Basın İlan Kurumu (BİK) bugünkü (13 Ocak) olağanüstü genel kurulunda yaptığı toplantıda internet haber sitelerinin resmi ilan alabilmesi için belirlenen kurallara ilişkin yönetmeliği görüştü ve kabul etti. Toplantıya 31 üye katıldı.
Gazeteciler Cemiyeti (GC) BİK toplantısında kabul edilen yönetmeliğe şerh düştü. Cemiyet, taslak yönetmelikte değişiklik yapılmadığı için süreci yargıya taşımaya hazırlanıyor. Kabul edilen yönetmeliğin ise kısa süre içinde Resmi Gazete’de yayımlanması ve yürürlüğe girmesi bekleniyor. GC’nin muhalefet şerhinde şu görüşlere yer verildi:
“Resmi ilan ve reklamların yayımlanacağı mecralar arasına internet haber sitelerinin de dahil edilmesine ilişkin yönetmelik taslağı maalesef Anayasaya, yasalara, basın ve ifade özgürlüğüne, çalışma hürriyetine aykırıdır, apaçık bir hukuk ihlalidir. Bu tespiti yapmak için yönetim kuruluna muhalif olmaya gerek yoktur. Değil gazeteciler, hukukçular ya da akademisyenler, en temel hukuk ve yasa bilgisine sahip herhangi birinin bile bu yönetmelik taslağına imza atması, bu antidemokratik hükümleri onaylaması düşünülemez.”
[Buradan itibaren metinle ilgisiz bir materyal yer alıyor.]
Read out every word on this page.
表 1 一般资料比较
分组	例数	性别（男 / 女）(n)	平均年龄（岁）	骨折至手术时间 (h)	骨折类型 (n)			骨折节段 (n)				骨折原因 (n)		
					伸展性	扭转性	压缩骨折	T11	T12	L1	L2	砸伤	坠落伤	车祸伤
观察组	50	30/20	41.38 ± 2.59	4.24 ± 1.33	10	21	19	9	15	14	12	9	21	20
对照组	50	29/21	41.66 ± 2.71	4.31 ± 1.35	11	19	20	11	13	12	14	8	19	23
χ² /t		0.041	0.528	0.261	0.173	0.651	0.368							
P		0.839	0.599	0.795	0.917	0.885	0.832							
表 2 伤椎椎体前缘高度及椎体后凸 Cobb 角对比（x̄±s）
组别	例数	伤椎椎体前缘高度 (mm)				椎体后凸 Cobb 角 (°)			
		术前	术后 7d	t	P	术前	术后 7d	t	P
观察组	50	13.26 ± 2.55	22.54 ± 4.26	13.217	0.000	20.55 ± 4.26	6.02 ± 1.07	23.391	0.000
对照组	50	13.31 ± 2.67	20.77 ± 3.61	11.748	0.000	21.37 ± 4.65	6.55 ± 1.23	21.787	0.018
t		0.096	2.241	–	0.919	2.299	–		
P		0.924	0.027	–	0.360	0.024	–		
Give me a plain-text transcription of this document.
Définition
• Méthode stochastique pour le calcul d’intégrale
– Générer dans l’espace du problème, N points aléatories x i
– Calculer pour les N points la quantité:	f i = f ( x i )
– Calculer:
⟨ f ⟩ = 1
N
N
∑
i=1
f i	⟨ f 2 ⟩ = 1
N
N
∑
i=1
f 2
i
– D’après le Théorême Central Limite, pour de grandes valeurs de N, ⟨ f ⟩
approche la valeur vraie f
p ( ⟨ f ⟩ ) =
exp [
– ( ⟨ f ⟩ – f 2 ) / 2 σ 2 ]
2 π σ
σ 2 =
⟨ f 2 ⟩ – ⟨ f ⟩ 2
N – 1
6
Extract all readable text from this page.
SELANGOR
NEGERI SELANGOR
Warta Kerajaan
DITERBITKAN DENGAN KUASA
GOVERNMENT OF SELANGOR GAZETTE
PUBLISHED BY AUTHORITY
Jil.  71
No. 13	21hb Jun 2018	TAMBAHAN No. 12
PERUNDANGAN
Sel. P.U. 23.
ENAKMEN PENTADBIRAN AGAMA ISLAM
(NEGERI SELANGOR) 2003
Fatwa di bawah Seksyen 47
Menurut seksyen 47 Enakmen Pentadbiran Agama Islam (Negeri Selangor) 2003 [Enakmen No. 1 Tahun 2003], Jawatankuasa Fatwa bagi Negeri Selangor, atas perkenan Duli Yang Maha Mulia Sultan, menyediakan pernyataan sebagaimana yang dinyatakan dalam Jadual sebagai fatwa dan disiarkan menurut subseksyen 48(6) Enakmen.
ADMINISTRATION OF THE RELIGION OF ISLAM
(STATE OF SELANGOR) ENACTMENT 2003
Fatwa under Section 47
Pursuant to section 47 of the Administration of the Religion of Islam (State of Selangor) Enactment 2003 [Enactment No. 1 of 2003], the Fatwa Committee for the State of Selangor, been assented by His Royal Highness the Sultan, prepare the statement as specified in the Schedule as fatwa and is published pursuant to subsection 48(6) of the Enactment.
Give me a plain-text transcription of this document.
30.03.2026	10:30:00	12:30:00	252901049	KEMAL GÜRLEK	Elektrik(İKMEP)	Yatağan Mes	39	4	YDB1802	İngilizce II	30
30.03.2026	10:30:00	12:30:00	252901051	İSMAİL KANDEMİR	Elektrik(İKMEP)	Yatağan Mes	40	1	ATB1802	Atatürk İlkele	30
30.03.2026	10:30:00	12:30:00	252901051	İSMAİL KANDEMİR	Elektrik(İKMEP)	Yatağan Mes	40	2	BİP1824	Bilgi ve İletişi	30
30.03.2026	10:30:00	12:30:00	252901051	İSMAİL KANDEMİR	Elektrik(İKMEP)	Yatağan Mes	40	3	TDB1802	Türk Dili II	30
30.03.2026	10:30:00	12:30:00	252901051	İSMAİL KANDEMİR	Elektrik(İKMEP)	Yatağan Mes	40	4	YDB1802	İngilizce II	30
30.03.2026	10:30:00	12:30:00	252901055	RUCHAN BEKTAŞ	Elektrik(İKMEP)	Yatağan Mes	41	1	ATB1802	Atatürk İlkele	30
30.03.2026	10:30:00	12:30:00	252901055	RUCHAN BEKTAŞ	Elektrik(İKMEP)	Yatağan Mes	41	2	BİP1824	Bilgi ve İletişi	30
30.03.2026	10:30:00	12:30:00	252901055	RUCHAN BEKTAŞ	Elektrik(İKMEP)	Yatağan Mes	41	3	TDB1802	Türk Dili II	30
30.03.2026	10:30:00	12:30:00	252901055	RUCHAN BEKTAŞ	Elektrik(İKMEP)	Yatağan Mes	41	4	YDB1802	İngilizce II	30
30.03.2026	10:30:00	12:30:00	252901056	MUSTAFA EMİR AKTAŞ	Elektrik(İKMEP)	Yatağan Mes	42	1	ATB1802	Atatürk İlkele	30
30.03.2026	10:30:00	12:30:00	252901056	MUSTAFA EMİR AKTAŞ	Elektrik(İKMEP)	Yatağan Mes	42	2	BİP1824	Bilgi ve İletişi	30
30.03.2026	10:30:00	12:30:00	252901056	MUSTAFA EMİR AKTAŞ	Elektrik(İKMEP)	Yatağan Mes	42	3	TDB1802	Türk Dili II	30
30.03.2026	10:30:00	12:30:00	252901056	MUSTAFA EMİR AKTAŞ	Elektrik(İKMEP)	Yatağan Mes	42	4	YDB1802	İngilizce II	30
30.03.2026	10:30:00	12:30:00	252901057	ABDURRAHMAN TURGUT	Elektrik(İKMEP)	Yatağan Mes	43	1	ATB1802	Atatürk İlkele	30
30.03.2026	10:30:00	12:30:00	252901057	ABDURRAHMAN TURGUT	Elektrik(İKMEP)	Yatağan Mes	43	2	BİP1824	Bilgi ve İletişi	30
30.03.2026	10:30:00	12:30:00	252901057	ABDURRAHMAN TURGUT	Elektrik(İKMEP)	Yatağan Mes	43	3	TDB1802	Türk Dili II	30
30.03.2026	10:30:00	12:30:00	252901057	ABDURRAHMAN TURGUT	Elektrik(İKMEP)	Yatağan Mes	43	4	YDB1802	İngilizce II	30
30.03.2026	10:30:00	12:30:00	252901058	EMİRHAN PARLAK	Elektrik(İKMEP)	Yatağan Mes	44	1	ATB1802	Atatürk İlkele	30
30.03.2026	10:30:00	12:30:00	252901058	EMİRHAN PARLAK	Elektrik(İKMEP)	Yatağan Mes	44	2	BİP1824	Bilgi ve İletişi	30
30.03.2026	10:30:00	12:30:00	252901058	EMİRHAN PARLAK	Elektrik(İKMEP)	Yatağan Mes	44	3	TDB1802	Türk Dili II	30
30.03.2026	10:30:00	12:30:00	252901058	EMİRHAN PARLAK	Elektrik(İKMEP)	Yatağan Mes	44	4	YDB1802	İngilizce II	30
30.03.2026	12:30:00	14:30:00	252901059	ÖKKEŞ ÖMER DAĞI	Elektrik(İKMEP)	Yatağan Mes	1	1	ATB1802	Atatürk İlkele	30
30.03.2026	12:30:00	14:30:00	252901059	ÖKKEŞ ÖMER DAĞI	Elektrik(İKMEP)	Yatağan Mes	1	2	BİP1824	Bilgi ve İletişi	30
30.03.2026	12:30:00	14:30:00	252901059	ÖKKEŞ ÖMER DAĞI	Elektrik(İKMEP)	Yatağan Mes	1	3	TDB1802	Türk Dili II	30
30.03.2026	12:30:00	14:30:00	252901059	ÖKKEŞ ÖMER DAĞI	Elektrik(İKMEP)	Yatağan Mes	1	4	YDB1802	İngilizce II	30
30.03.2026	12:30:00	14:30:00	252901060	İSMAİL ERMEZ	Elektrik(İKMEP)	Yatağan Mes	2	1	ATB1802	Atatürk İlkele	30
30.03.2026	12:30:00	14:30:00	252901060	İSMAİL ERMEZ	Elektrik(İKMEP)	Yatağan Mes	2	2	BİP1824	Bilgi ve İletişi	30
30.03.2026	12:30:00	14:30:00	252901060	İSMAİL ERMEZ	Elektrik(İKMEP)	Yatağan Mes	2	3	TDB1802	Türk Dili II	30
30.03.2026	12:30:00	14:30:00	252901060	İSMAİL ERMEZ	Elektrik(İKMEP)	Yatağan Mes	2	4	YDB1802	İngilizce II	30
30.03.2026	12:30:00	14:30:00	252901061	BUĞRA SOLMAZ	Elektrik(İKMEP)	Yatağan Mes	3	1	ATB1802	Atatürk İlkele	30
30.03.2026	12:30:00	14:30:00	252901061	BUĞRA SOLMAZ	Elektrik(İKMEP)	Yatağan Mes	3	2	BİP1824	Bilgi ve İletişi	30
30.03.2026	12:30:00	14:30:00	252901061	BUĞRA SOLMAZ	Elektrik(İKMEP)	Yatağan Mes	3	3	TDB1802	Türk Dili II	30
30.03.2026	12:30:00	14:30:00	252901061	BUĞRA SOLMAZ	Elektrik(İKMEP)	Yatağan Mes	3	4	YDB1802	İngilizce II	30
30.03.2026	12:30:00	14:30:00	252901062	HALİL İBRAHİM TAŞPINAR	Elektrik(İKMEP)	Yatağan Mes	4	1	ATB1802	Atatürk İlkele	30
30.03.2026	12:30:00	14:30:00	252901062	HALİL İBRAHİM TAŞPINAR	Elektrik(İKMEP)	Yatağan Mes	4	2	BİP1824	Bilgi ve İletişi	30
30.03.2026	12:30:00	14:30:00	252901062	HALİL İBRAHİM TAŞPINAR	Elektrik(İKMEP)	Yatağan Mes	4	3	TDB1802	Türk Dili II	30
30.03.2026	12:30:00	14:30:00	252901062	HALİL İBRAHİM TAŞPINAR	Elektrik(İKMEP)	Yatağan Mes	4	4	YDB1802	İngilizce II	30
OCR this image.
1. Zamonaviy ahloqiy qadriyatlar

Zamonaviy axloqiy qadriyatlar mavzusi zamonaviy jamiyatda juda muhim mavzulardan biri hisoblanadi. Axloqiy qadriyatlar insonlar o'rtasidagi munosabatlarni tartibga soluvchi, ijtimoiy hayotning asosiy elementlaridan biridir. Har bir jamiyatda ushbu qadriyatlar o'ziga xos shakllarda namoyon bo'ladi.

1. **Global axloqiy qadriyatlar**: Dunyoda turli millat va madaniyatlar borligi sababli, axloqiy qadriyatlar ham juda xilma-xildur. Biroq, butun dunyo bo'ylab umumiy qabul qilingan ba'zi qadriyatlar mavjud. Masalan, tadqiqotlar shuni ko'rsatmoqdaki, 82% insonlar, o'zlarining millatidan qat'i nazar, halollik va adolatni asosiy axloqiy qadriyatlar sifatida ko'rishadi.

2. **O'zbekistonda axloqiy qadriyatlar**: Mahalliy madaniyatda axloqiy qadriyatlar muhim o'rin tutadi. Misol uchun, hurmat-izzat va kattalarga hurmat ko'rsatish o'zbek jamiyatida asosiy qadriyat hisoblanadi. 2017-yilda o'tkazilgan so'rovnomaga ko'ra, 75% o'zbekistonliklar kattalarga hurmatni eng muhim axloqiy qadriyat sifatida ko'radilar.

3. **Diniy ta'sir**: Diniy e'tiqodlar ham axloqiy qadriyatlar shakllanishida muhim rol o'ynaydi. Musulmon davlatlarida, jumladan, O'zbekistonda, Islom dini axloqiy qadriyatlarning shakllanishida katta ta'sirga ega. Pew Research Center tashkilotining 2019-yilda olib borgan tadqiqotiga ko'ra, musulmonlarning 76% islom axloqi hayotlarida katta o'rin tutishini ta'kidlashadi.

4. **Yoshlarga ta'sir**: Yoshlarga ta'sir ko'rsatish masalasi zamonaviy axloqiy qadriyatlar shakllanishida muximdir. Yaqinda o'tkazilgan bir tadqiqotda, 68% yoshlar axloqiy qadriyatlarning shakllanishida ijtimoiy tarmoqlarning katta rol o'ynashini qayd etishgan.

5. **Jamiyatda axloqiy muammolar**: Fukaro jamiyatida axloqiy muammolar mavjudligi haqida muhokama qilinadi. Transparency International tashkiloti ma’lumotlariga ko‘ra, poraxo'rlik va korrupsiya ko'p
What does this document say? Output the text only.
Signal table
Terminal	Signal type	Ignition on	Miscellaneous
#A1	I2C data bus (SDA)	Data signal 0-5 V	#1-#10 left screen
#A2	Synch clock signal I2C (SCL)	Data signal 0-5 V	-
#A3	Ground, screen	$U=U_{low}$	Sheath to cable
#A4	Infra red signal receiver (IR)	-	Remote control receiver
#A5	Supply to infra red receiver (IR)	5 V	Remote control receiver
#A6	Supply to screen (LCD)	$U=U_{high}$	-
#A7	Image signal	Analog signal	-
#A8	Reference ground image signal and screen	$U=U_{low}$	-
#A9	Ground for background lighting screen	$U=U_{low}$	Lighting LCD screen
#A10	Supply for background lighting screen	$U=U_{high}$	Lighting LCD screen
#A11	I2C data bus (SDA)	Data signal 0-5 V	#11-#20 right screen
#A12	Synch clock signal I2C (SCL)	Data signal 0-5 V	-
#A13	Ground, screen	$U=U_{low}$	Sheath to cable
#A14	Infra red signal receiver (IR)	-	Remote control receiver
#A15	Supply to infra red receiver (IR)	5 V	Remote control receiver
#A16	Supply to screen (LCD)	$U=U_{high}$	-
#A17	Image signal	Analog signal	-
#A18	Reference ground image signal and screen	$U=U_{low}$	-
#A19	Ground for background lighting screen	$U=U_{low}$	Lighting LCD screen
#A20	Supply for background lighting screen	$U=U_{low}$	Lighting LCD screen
Kabul edilen yönetmelik taslağında neler var?
BİK toplantısında kabul edilen internet haber sitelerinin resmi ilan alabilmesini düzenleyen yönetmeliğe göre, Türkiye genelini kapsayan internet haber siteleri “Genel Kategori”de yer alacak. Birinci Kategori İstanbul, ikinci Kategori Ankara ve İzmir olmak üzere, üçüncü, dördüncü ve beşinci kategoriler şeklinde altı kategori oluşturulacak.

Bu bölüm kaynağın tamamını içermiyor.